Many of Harold Lloyd’s films build-up to a jaw-droppingly choreographed scene.
Many of Harold Lloyd’s films build-up to a jaw-droppingly choreographed scene. Whether it be Lloyd scaling a building in Safety Last! (1923) or a crucial football game in The Freshman (1925), Lloyd frontloads his films with exposition, making the payoff even more glorious. The same thing happens in The Kid Brother, the silent film star’s 1927 bucolic comedy about the son of a country sheriff aching to escape the shadow of his more capable older brothers. There are flashes of inspired comedy interspersed with a rote story until an amazing fight scene/scramble ties the film completely together at the end.
Lloyd stars as Harold Hickory. His father, Jim (Walter James), is the sheriff and prototype of the laconic small-town male, one who trusts his two older sons with all the important work around their farm while Harold does the laundry. Harold yearns for their respect but all he gets is contempt. Beyond doing chores, Harold spends his time getting into fisticuffs with the neighbor’s doltish son. Not really the most exciting ways to pass the time.
Soon, a traveling medicine show comes to town, something Jim would not allow. Led by Mary (Jobyna Ralston), who inherited the show from her dead father, the caravan also includes the criminal Flash Farrell (Eddie Boland) and his goonish strongman Sandoni (played by wrestler Constantine Romanoff). When they come to the Hickory farm to ask for permission to set up shop, Mary confuses Harold as the sheriff. Desperate to seem legitimate in front of this beautiful woman, Harold allows her to believe that he is the local law and gives her a permit for the medicine show to perform in town.

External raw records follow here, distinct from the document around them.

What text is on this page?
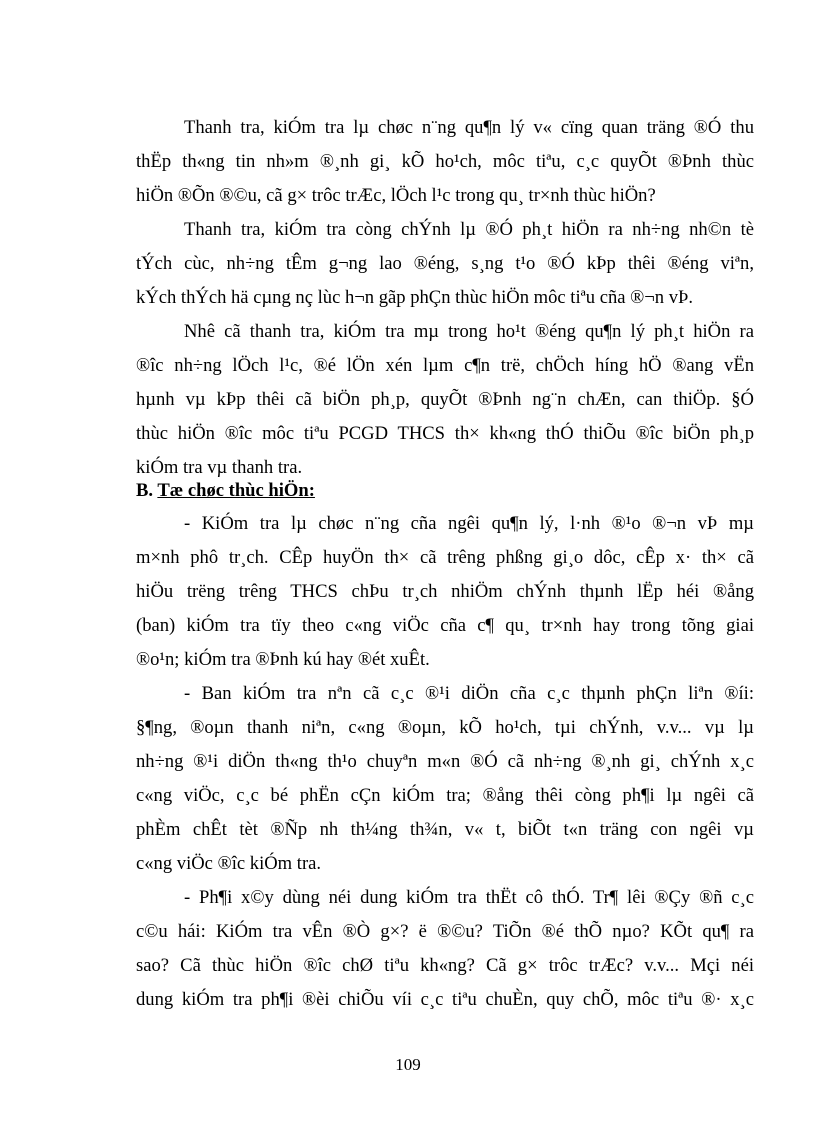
Thanh tra, kiÓm tra lµ chøc n¨ng qu¶n lý v« cïng quan träng ®Ó thu
thËp th«ng tin nh»m ®¸nh gi¸ kÕ ho¹ch, môc tiªu, c¸c quyÕt ®Þnh thùc
hiÖn ®Õn ®©u, cã g× trôc trÆc, lÖch l¹c trong qu¸ tr×nh thùc hiÖn?
Thanh tra, kiÓm tra còng chÝnh lµ ®Ó ph¸t hiÖn ra nh÷ng nh©n tè
tÝch cùc, nh÷ng tÊm g¬ng lao ®éng, s¸ng t¹o ®Ó kÞp thêi ®éng viªn,
kÝch thÝch hä cµng nç lùc h¬n gãp phÇn thùc hiÖn môc tiªu cña ®¬n vÞ.
Nhê cã thanh tra, kiÓm tra mµ trong ho¹t ®éng qu¶n lý ph¸t hiÖn ra
®îc nh÷ng lÖch l¹c, ®é lÖn xén lµm c¶n trë, chÖch híng hÖ ®ang vËn
hµnh vµ kÞp thêi cã biÖn ph¸p, quyÕt ®Þnh ng¨n chÆn, can thiÖp. §Ó
thùc hiÖn ®îc môc tiªu PCGD THCS th× kh«ng thÓ thiÕu ®îc biÖn ph¸p
kiÓm tra vµ thanh tra.
B. Tæ chøc thùc hiÖn:
- KiÓm tra lµ chøc n¨ng cña ngêi qu¶n lý, l·nh ®¹o ®¬n vÞ mµ
m×nh phô tr¸ch. CÊp huyÖn th× cã trêng phßng gi¸o dôc, cÊp x· th× cã
hiÖu trëng trêng THCS chÞu tr¸ch nhiÖm chÝnh thµnh lËp héi ®ång
(ban) kiÓm tra tïy theo c«ng viÖc cña c¶ qu¸ tr×nh hay trong tõng giai
®o¹n; kiÓm tra ®Þnh kú hay ®ét xuÊt.
- Ban kiÓm tra nªn cã c¸c ®¹i diÖn cña c¸c thµnh phÇn liªn ®íi:
§¶ng, ®oµn thanh niªn, c«ng ®oµn, kÕ ho¹ch, tµi chÝnh, v.v... vµ lµ
nh÷ng ®¹i diÖn th«ng th¹o chuyªn m«n ®Ó cã nh÷ng ®¸nh gi¸ chÝnh x¸c
c«ng viÖc, c¸c bé phËn cÇn kiÓm tra; ®ång thêi còng ph¶i lµ ngêi cã
phÈm chÊt tèt ®Ñp nh th¼ng th¾n, v« t, biÕt t«n träng con ngêi vµ
c«ng viÖc ®îc kiÓm tra.
- Ph¶i x©y dùng néi dung kiÓm tra thËt cô thÓ. Tr¶ lêi ®Çy ®ñ c¸c
c©u hái: KiÓm tra vÊn ®Ò g×? ë ®©u? TiÕn ®é thÕ nµo? KÕt qu¶ ra
sao? Cã thùc hiÖn ®îc chØ tiªu kh«ng? Cã g× trôc trÆc? v.v... Mçi néi
dung kiÓm tra ph¶i ®èi chiÕu víi c¸c tiªu chuÈn, quy chÕ, môc tiªu ®· x¸c
109
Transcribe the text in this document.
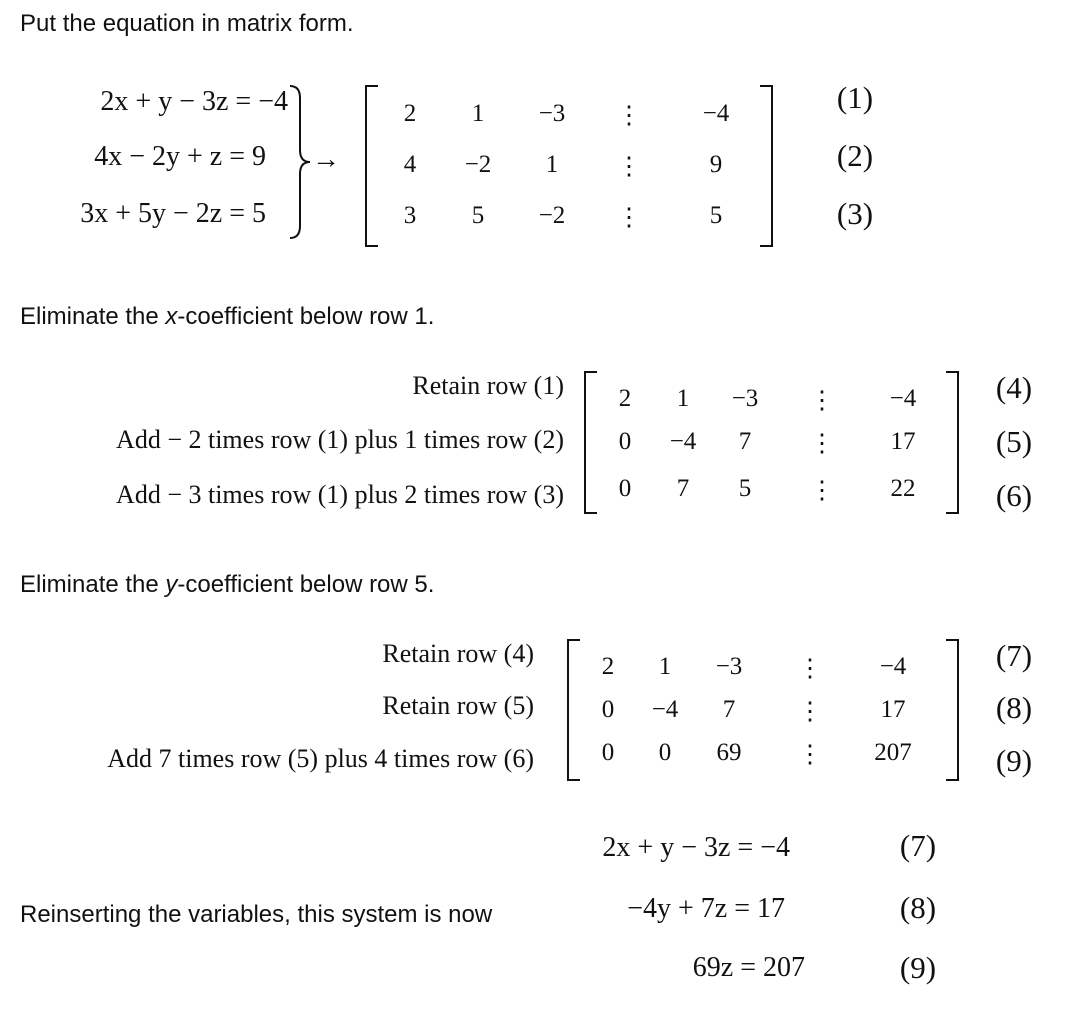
Put the equation in matrix form.
2x + y − 3z = −4
4x − 2y + z = 9
3x + 5y − 2z = 5
→
2	1	−3	⋮	−4
4	−2	1	⋮	9
3	5	−2	⋮	5
(1)
(2)
(3)
Eliminate the x-coefficient below row 1.
Retain row (1)
Add − 2 times row (1) plus 1 times row (2)
Add − 3 times row (1) plus 2 times row (3)
2	1	−3	⋮	−4
0	−4	7	⋮	17
0	7	5	⋮	22
(4)
(5)
(6)
Eliminate the y-coefficient below row 5.
Retain row (4)
Retain row (5)
Add 7 times row (5) plus 4 times row (6)
2	1	−3	⋮	−4
0	−4	7	⋮	17
0	0	69	⋮	207
(7)
(8)
(9)
Reinserting the variables, this system is now
2x + y − 3z = −4
−4y + 7z = 17
69z = 207
(7)
(8)
(9)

The rest of the film involves some stolen money and a budding romance between Mary and Harold. Eventually, he and Sandoni must face off in the bowels of an abandoned ship. It’s here that The Kid Brother kicks out the stops as the wimpy Harold and the creepy wrestler engage in a life or death battle. For the first time, the stakes here feel real as Harold must find a way to beat a much stronger and deadlier opponent.
Lloyd has not received the same historical consideration as contemporaries Charles Chaplin and Buster Keaton but the Criterion Collection wants to change that by giving the actor his due with gorgeous Blu-ray releases of his films. Unlike Safety Last! and The Freshman, The Kid Brother is set in a rural milieu, not in a city or a college campus. A lot of the comedy comes from watching Harold find inventive ways to do his chores such as hang his laundry on a kite string or drying his dishes by spinning them in a net. He also sits his hat on a pig while trying to escape from the neighbor’s son.
Obviously, Harold finds a way to vanquish Sandoni, get back the stolen money, get the girl and earn the respect of his family. However, Lloyd makes the journey to this inevitable conclusion enjoyable with interesting characters, truly funny gags and a sweetness that runs through the core of The Kid Brother.